Even though `n_pages` is a method, wrapping it with the `@property` decorator converts it to an attribute. It gets called whenever we try to access the `n_pages` attribute of the books. This is called customizing the access of the `_n_pages` internal attribute. Interesting thing is that now we cannot modify it with:

In [24]:
book.n_pages = 400

AttributeError: can't set attribute

Great! Let's do the same procedure for other book attributes because they should not be changed too:

In [25]:
class Book:
    def __init__(self, title, author, n_pages):
        self._n_pages = n_pages
        self._title = title
        self._author = author

    @property
    def n_pages(self):
        return self._n_pages

    @property
    def title(self):
        return self._title

    @property
    def author(self):
        return self._author

OK, we learned how to make attributes read-only. Now, let's learn how to implement validation for their initialization.

Let's say we have a simple shirt class that has price, size, color and style attributes. Since prices of shirts change regularly, we want to make sure that the changes comply with out companies standards. In other words, we want to validate setting and modifying the prices of our shirts.

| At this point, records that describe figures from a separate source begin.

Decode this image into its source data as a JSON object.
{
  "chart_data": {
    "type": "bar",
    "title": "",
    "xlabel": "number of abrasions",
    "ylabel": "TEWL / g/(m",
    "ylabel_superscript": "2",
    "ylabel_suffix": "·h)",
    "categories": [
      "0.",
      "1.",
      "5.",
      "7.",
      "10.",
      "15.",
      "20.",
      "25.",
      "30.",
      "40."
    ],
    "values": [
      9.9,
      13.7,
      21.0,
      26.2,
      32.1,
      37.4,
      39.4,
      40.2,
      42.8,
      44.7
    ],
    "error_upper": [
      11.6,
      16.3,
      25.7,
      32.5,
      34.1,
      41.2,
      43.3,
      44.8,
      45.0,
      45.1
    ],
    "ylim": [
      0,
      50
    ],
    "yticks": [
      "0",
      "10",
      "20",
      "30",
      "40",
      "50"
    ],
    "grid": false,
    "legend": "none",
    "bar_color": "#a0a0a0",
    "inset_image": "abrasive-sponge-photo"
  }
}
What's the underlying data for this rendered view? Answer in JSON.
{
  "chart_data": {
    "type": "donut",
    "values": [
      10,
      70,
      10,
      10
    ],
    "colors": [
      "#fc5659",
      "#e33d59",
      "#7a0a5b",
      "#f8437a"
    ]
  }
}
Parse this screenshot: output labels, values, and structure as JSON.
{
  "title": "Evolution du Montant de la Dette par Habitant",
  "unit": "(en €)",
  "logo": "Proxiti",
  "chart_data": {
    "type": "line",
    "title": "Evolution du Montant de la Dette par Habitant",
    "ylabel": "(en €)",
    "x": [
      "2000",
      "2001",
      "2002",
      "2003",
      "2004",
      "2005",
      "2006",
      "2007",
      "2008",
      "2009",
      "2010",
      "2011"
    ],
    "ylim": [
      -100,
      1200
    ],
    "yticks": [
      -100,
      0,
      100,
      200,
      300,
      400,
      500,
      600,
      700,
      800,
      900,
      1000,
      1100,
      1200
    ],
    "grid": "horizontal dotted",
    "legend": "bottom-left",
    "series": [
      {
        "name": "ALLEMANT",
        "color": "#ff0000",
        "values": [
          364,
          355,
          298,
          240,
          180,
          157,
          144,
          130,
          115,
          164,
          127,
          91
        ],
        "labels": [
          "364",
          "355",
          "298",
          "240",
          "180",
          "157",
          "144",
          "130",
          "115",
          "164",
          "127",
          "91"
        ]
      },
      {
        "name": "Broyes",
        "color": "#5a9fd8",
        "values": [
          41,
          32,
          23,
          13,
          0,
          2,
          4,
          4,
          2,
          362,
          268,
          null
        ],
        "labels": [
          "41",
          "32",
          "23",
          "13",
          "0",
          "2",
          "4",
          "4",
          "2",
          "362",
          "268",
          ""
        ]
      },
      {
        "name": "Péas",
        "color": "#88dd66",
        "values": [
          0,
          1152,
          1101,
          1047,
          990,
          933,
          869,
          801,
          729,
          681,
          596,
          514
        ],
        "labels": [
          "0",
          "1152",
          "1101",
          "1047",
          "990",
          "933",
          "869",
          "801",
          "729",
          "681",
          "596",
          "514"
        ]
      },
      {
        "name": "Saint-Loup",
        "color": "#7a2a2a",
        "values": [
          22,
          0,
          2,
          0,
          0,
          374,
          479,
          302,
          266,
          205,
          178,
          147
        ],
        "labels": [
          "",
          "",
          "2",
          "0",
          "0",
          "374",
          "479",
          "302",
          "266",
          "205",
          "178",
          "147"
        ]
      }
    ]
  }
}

Once again, we start by defining a 'protected' attribute and creating its namesake for accessing it. What's new is the next method which validates that the new price is not lower than minimum and below 0:

In [41]:
class Shirt:
    def __init__(self, price, size, color, style):
        self._price = price

    @property
    def price(self):
        return self._price

    @price.setter
    def price(self, new_price):
        if new_price < 0:
            raise ValueError("Invalid price!")
        else:
            self._price = new_price

This validation gets fired off whenever we are modifying existing shirt's price. Notice how the method is wrapper with a decorator with `@attrname.setter` syntax. This tells Python to use this method only when we are modifying the internal `_price` attribute using the assignment operator.

In [42]:
shirt1 = Shirt(25, "XL", "black", "short-sleeve")
shirt1.price

25

In [44]:
shirt1.price = -45

ValueError: Invalid price!

There are other property types you can use. For example, there is also `@attr.deleter` property which gets called whenever someone tries to delete an object's property:

In [45]:
class Shirt:
    def __init__(self, price, size, color, style):
        self._price = price

    @property
    def price(self):
        return self._price

    @price.setter
    def price(self, new_price):
        if new_price < 0:
            raise ValueError("Invalid price!")
        else:
            self._price = new_price

    @price.deleter
    def price(self):
        raise AttributeError("Cannot delete the price!")

In [46]:
shirt2 = Shirt(50, "L", "white", "long-sleeve")

del shirt2.price

AttributeError: Cannot delete the price!

Finally, I would like to point out that you can have the same name for all properties (e.g. `price`) without overriding others because of the property decorators.